L’indécrottable superficialité de la fifille…

- Minnnnoooouuuu… Je ne sais vraiment pas quoi mettre pour aller faire La Fosse aux lionnes, dit la fifille.

- Me parles-tu?, répond l’Homme.

Il faut dire que la fifille a la fâcheuse habitude de soliloquer. En écrivant, en faisant le ménage, en arrosant les plantes, en se rongeant les ongles…

-Ben oui, à qui tu veux que je parle? Les enfants pis les chats sont couchés, réplique-t-elle, un brin agacée.

- OK. Tu ne sais pas quoi mettre pour aller où?

-À la Fosse aux lionnes! Mardi prochain, on enregistre l’entrevue. Merde! Tu ne t’en souviens pas???

-Oui, oui, c’est juste que je n’avais pas entendu la fin de ta phrase mon amour, dit l’Homme-marchant-sur-des-oeufs.

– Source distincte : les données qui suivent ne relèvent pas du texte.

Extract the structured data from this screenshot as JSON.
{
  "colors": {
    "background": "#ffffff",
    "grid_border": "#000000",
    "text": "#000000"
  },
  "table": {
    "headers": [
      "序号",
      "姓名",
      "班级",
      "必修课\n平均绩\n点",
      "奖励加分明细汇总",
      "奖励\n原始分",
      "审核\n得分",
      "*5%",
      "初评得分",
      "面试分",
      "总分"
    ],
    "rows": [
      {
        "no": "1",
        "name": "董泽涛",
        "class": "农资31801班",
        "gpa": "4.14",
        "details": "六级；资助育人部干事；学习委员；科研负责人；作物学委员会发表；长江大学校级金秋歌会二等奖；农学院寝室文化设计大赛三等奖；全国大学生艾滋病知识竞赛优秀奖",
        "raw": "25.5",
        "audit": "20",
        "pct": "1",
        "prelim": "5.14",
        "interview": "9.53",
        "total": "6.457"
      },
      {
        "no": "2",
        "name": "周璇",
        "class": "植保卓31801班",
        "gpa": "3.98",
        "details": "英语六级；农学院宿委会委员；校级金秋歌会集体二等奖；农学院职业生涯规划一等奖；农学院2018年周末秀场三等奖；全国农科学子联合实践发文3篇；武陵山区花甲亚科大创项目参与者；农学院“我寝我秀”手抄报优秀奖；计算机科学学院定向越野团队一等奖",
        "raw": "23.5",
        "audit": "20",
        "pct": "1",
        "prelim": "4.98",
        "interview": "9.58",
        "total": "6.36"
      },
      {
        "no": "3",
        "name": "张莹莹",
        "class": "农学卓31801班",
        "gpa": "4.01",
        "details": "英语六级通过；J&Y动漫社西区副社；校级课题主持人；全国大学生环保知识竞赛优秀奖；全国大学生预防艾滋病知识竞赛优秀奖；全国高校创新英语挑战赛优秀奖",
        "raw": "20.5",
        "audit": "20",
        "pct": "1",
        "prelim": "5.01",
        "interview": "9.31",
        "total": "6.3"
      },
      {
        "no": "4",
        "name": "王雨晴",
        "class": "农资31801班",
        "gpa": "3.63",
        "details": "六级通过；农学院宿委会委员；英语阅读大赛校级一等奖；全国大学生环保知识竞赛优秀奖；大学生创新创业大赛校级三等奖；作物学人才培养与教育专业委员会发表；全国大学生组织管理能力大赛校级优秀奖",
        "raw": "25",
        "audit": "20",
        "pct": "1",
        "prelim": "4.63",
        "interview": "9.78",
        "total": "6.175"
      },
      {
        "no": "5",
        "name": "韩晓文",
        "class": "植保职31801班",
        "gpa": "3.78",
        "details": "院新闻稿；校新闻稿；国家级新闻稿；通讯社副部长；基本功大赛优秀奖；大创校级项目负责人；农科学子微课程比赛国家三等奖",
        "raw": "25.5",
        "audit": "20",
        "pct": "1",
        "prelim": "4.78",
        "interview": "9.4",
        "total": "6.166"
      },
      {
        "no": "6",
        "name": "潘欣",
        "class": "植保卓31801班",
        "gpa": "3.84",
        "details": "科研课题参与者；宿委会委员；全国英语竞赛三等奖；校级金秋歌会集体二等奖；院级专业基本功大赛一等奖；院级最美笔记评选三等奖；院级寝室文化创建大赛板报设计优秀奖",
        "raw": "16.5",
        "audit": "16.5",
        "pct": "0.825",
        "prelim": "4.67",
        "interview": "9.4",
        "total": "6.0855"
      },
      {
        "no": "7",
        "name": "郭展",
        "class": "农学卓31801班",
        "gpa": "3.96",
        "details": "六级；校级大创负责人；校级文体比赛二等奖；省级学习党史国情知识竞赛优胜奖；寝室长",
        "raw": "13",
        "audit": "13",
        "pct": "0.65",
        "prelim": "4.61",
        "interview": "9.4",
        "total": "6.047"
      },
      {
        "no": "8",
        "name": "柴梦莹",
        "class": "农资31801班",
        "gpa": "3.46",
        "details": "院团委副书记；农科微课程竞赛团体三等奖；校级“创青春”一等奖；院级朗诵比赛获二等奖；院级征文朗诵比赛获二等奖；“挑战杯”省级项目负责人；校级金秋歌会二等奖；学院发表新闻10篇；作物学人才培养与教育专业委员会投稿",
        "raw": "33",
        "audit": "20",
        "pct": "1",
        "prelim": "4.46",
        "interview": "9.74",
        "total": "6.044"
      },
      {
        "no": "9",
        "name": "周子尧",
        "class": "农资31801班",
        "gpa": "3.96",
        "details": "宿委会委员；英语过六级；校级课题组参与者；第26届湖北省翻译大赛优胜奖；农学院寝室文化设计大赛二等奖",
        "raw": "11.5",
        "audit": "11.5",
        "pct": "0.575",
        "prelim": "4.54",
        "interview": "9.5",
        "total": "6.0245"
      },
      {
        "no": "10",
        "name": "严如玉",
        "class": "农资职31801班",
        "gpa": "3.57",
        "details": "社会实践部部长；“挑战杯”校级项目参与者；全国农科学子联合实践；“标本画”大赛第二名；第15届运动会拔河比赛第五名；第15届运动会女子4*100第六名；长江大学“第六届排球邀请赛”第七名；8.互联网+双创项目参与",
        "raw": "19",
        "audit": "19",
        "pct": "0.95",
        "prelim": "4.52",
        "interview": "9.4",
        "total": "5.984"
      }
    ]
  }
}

Mais t’as pas acheté des nouveaux trucs justement pour ça il y a quelques semaines?

-Tu parles des deux leggings, de la tunique, de la veste et du chemisier?

-Me semble qu’il y avait un sac aussi, ose l’Homme dans un élan d’inconscience.

-Il n’y a absolument RIEN là-dedans qui va pour la télé!, réplique fifille d’un ton qui pitche franchement quelques octaves plus haut qu’à l’habitude.

-Ah bon, désolé, je savais pas. Mais la jolie robe que tu portais quand on est allés souper avec mes patrons… Tu pourrais mettre ça. Elle te fait tellement bien, pis t’es super sexy là-dedans, s’essaie l’Homme, pétri de bonne volonté.

-Ben franchement! M’en vais parler de mon roman! C’est quoi le rapport de mon côté sexy là-dedans?

Là, elle a l’air pompée. Elle arpente le salon, creuse un sillon dans le tapis et a l’oeil, mettons, menaçant. L’Homme n’est point dupe. Il sait qu’il est dans la schnoutte. La suite sera délicate à gérer…

- Non mais je voulais dire sexy mais class, belle, mais pas pompier, tu sais…

-Pfffff, jette-t-elle. Anyway, les motifs de la robe ne passent pas bien à la télé. 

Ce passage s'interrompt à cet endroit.